Tombamento e falência[editar | editar código-fonte]

Praça Antônio Carlos e vista panorâmica da Cia. Têxtil, c. 1900

No começo da década de 1980, enfrentando dificuldades financeiras, a fábrica usou seu terreno, medindo 10.450 m², com uma área coberta de aproximadamente 7000 m², para o pagamento de dívidas junto ao Governo de Minas Gerais, à União e ao IAPAS - Instituto de Administração Financeira da Previdência.[5]

O conjunto arquitetônico quase foi demolido, pois a União pretendia construir no terreno uma nova sede para a delegacia da Receita Federal local.[7] O município opôs-se aos interesses governamentais, iniciando em 1982 um debate acerca do tombamento do conjunto arquitetônico e a possibilidade de estabelecer no local um centro de cultura.[5]

O governo federal inicialmente foi contrário à ideia mas a Prefeitura de Juiz de Fora, determinada a preservar o conjunto de edifícios, conseguiu que o tombamento municipal se sobrepusesse aos interesses da União, finalmente assinando o documento em 19 de janeiro de 1983. O projeto de transformar o espaço em centro cultural contou com o apoio de diversos artistas, jornalistas e intelectuais da região, que mantiveram na época a campanha "Mascarenhas, meu amor!".[5] [7]

A fábrica, enquanto isso, não foi capaz de acompanhar as mudanças político-econômicas do Brasil, encerrando suas atividades definitivamente em 14 de janeiro de 1984.[5]

Reformas e transformação em centro cultural[editar | editar código-fonte]

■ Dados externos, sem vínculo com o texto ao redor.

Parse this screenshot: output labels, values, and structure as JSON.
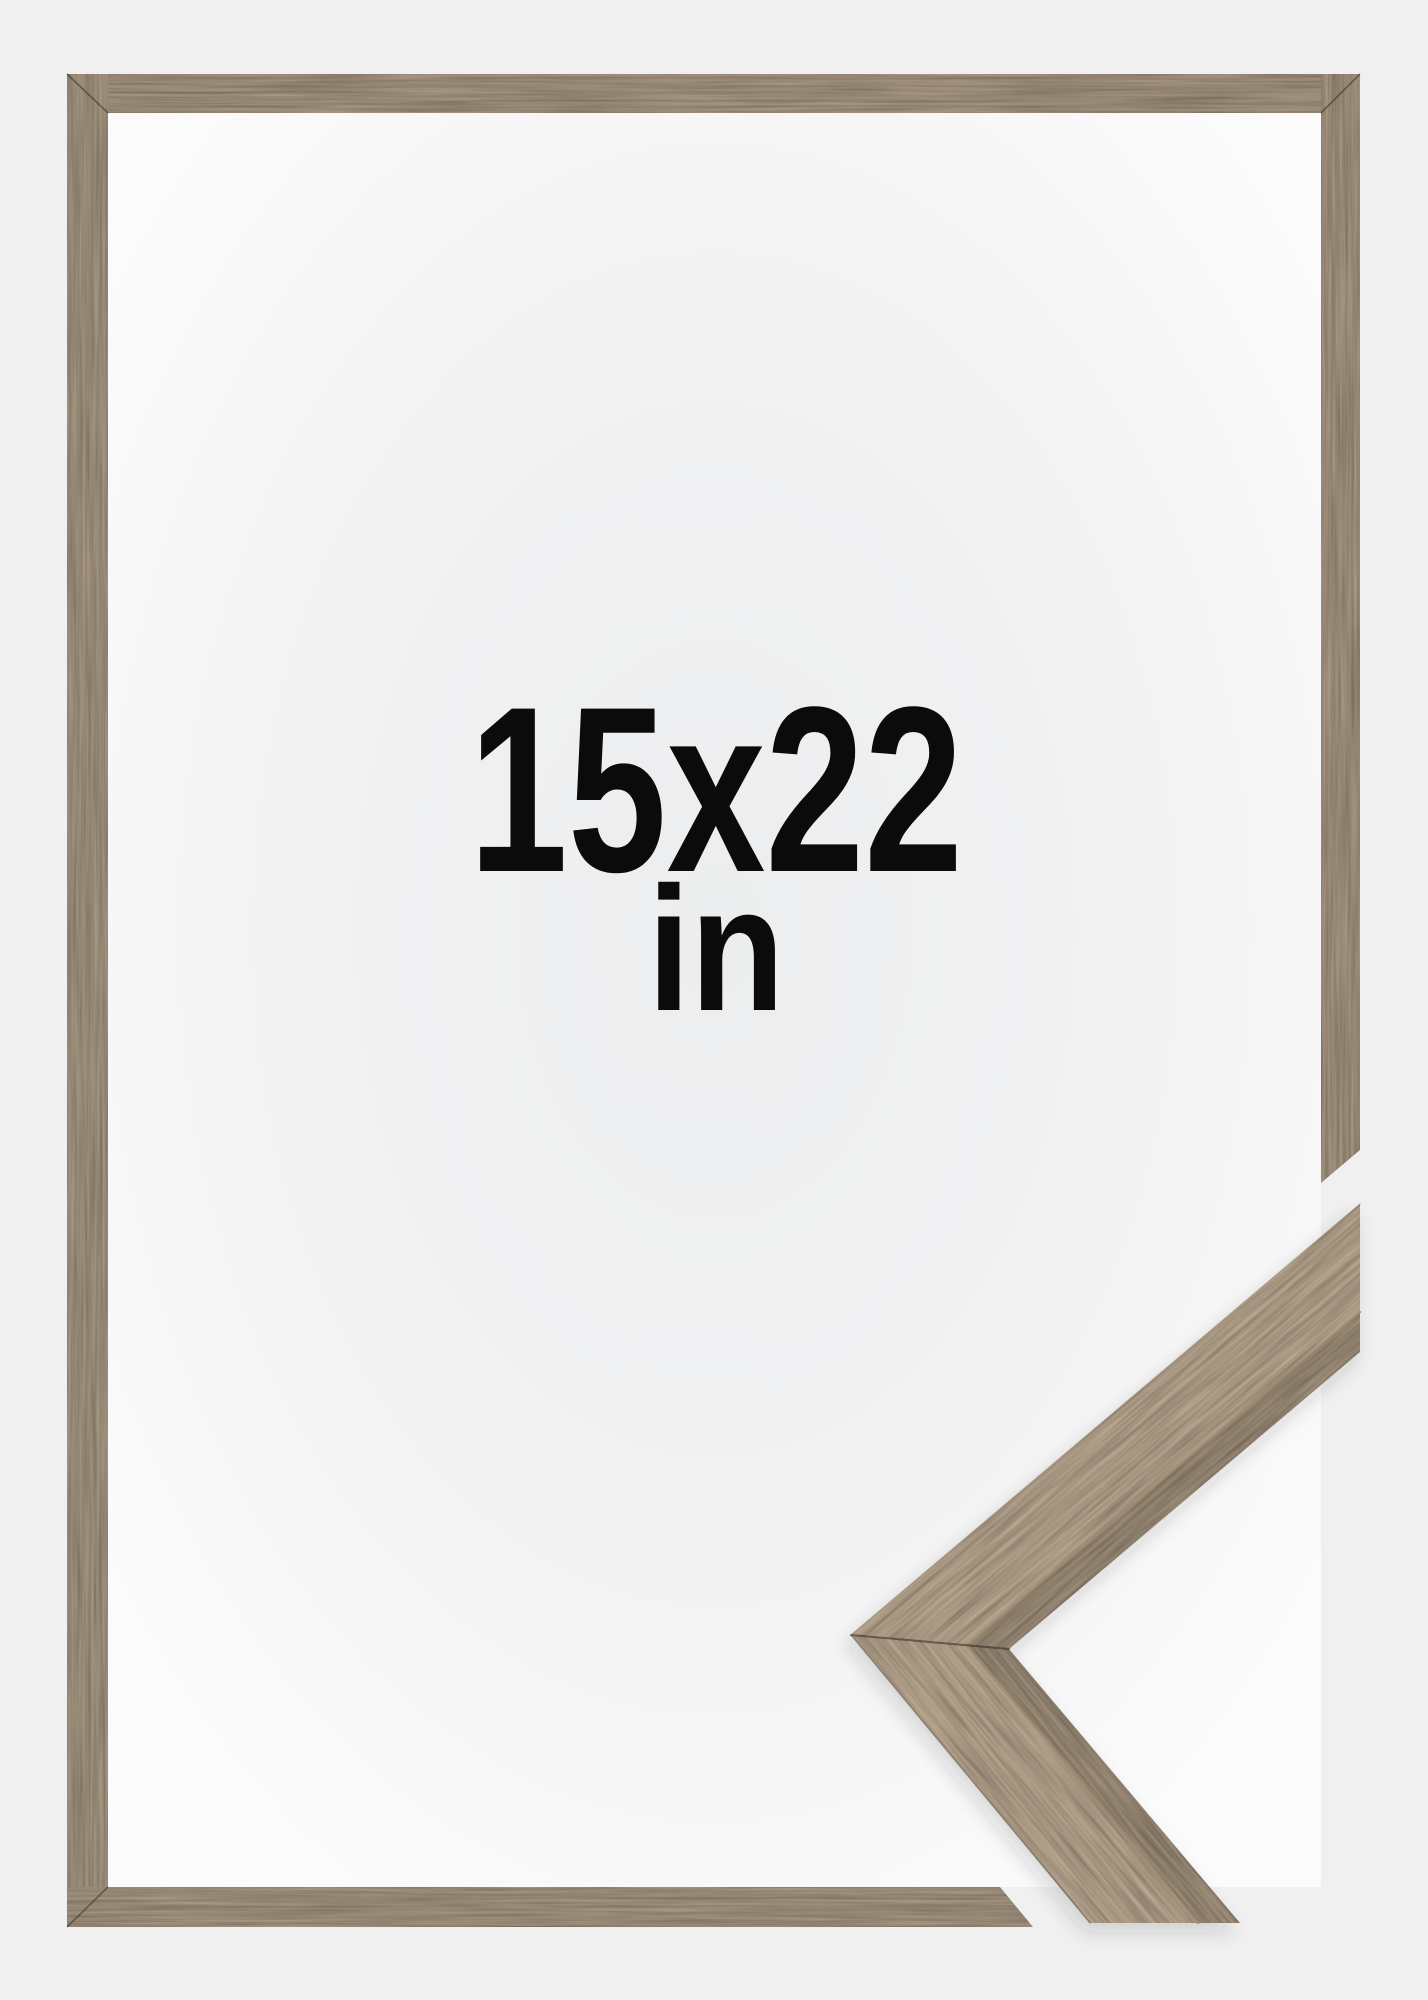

Prédio anexo, onde funciona atualmente o Mercado Municipal

Com a falência da empresa, o prédio foi assumido pela prefeitura, permanecendo fechado três anos para reformas. As obras mantiveram as características originais do edifíco, com as mudanças mais significativas ocorrendo em seu interior, cujo espaço físico foi adaptado para abrigar um local para exposições e o Mercado Municipal de Juiz de Fora. Renomeado para Centro Cultural Bernardo Mascarenhas, o edifício foi reinaugurado em 31 de maio de 1987.[5]

Em 12 de setembro de 1991, um incêndio iniciado pela explosão do reator de uma lâmpada fluorescente destruiu dois andares do setor ocupado pelo mercado, causando prejuízo de mais de 500 milhões de cruzeiros.[8] O espaço foi reaberto em 1995 de forma improvisada e, após um longo período de abandono e adaptações, no começo da década de 2000 o conjunto arquitetônico passou por uma repaginação no paisagismo,[9] parte de um projeto de revitalização que envolveu nova reforma do prédio e seus entornos.

A parte frontal do conjunto arquitetônico abriga atualmente galerias de arte, anfiteatro, videoteca e salas de aula, além de espaço para realização de eventos.[10] A Biblioteca Municipal Murilo Mendes, originalmente situada à Rua Marechal Deodoro, foi transferida para um dos prédios anexos nos fundos do terreno, vizinho àquele ocupado pelo Mercado Municipal mais um conjunto de lojas de roupas, restaurantes e bares.